Mr. VINSON. If you are not a good one you ought to know more about it than if you were a good one.

What I mean to say is that so far as the production of coal is concerned, men will stay in that game and produce coal at a loss for months, and years, hoping that something will eventuate that will give them a good price, so they can recoup their losses.

Mr. FRANCIS. That is true to a certain extent, but it is based upon the proposition whether they will lose more money by abandoning their capital and closing their property down, or will they lose more money by continuing to operate taking a period of losses.

Mr. VINSON. Now, we find this condition that certainly no one who is acquainted with the situation can for a split second deny, that cutthroat competition was rampant and the operators were selling below cost of production, and impressing their losses upon the miner in reduced wages, running one day a week or two days a week. And your idea in Appalachian Coals, Inc., was to avoid that condition, was it not?

Mr. FRANCIS. It was to avoid as many of those conditions as possible. I might illustrate

Mr. VINSON. Just tell us about Appalachian Coals, because it seems to me that in this matter Appalachian Coals, Inc., has sort of led the way. I have not been unfriendly to Appalachian Coals, Inc., I think it served a splendid purpose. After Appalachian Coals, Inc., we bad the N. R. A. The N. R. A. followed in the train of Appalachian Coals, Inc., and I take it you and your associates were materially benefited under the N. R. A., were you not?

Mr. FRANCIS. We made more money under the N. R. A. than before. Mr. VINSON. Did you favor extending it for 2 years?

Mr. FRANCIS. I did. I thought there were a good many things in the administration of it that should have been changed, but so far as the N. R. A., as a voluntary code was concerned-Í favored the extension of it.

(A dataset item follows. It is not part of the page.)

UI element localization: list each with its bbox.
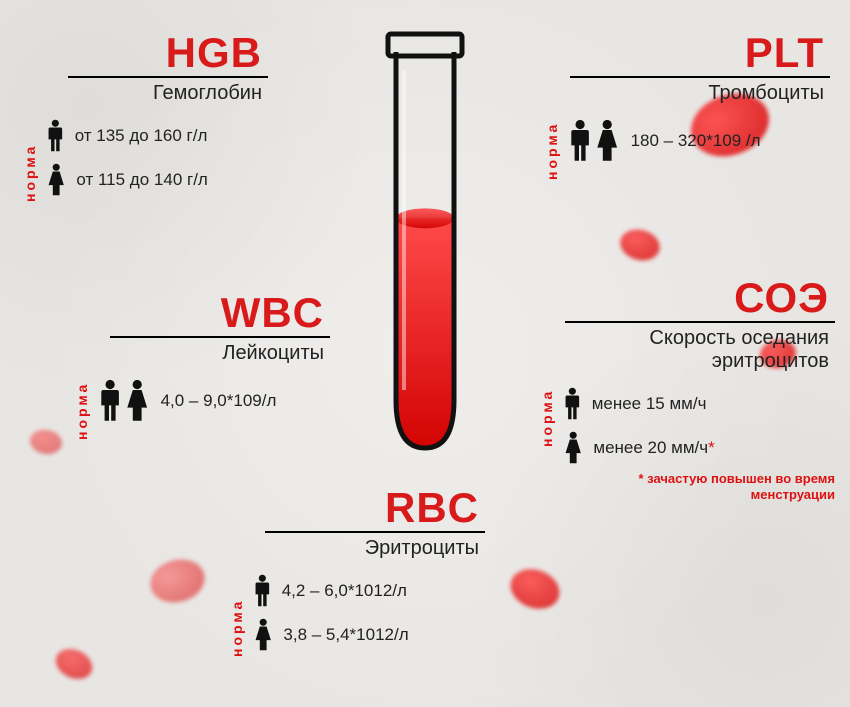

Mr. VINSON. Was the N. R. A. in its operation, even though there may have been some points in the administration of it that were not in conformity with your views-in the main, was it not bottomed upon Appalachian Coals?

Mr. FRANCIS. It embodied, of necessity, a great many features of Appalachian Coals. It did one thing that Appalachian Coals did not do or could not do, under the court's decree. N. R. A. attempted actually to set a minimum price for coal and to bring large regions together and have them agree upon a minimum price for coal in order to create a very large base upon which the price of coal would stand. Mr. VINSON. N. R. A. had the advantage of having an exemption from the antitrust laws as affecting coal, that Appalachian Coals did not have?